Again in the name of profit, CMGs do not necessarily hire the most qualified professionals or even board-certified emergency physicians. After searching Team Health's own web-site, Tom Scaletta, MD, secretary/treasurer of AAEM, says that in 2001 he found that nearly half of the 2,100 Team Health emergency physicians listed were not certified by the two primary certification boards in this country--the Allopathic and Osteopathic Boards of Emergency Medicine. They were not accredited by the Accreditation Council for Graduation Medical Education, and more than 100 of their doctors were neither board certified nor board eligible. CMGs have also been known to use 'startup doctors' who are board-certified, residency-trained and experienced when they first take over a contract to meet the expectations of hospital administrators. Then the start-up doctors are moved to staff the company's newer contract and replaced with physicians without board certification.
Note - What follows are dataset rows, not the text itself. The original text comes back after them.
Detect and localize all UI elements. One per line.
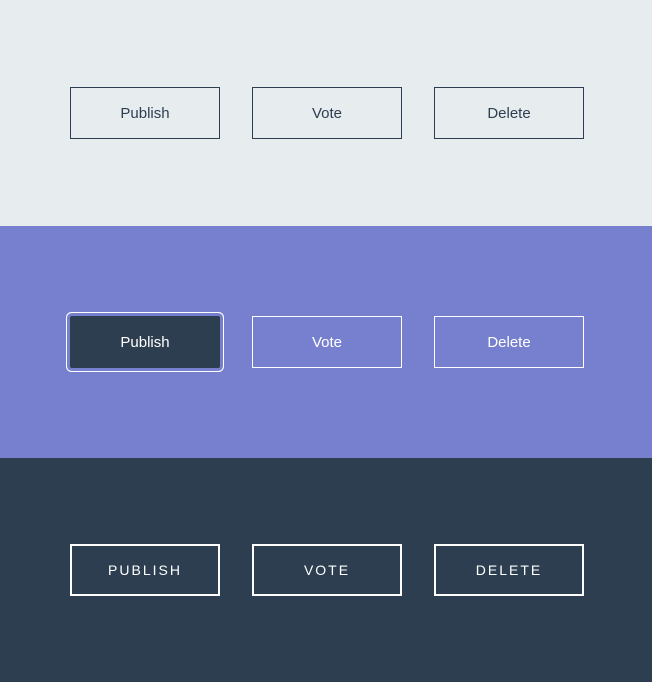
delete-button[interactable]: Delete (434, 87, 584, 139)
publish-button[interactable]: Publish (70, 87, 220, 139)
vote-button[interactable]: Vote (252, 316, 402, 368)
publish-button[interactable]: Publish (70, 544, 220, 596)
publish-button[interactable]: Publish (70, 316, 220, 368)
button-section-dark: Publish Vote Delete (0, 458, 652, 682)
button-section-light: Publish Vote Delete (0, 0, 652, 226)
vote-button[interactable]: Vote (252, 544, 402, 596)
delete-button[interactable]: Delete (434, 316, 584, 368)
vote-button[interactable]: Vote (252, 87, 402, 139)
delete-button[interactable]: Delete (434, 544, 584, 596)
button-section-purple: Publish Vote Delete (0, 226, 652, 458)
Ultimately, CMGs impair physicians' ability to improve their practice, given the lack of job security and department revenue. It therefore comes as no surprise that 75% of board certified emergency physicians have felt financially exploited at some point in their career and 49% have considered leaving the field due to unfair business practices (See http://www.aaem.org/medicaltrends/darkside.shtml). Such widespread job dissatisfaction can only have a negative impact on patient care.

But what if I have to work for a CMG?

The reality is that many of us (at least for now) will have to work for a CMG. A recent Common Sense Editor's Letter by Howard Blumstein posed some questions that might help distinguish between fair and unfair CMGs:

1) Does the PPM make medical decisions such as choice of medications? Or are all medical decisions up to the physicians.

2) Can the physician group cancel its contract? Will it terminate after some finite and reasonable period like 2-3 years? Or, alternatively, is it an open ended or very long term contract that is difficult to get out of?

3) Who hires and fires docs? Is it the group or does the PPM control these decisions? Can the PPM terminate docs "without cause" and without due process?

4) How much does the PPM take from the practice? Is it some reasonable amount (that amount would depend on the sort of services provided).

5) Who purchases the malpractice coverage? Is it the group? Or is it the PPM, in which case there is strong incentive to under-insure the docs.

6) What about restrictive clauses? Some private groups, especially in non-EM specialties, may want some restrictive covenants. But is there a clause that keeps a departing doc from competing with the PPM outside of the immediate vicinity of the practice in question?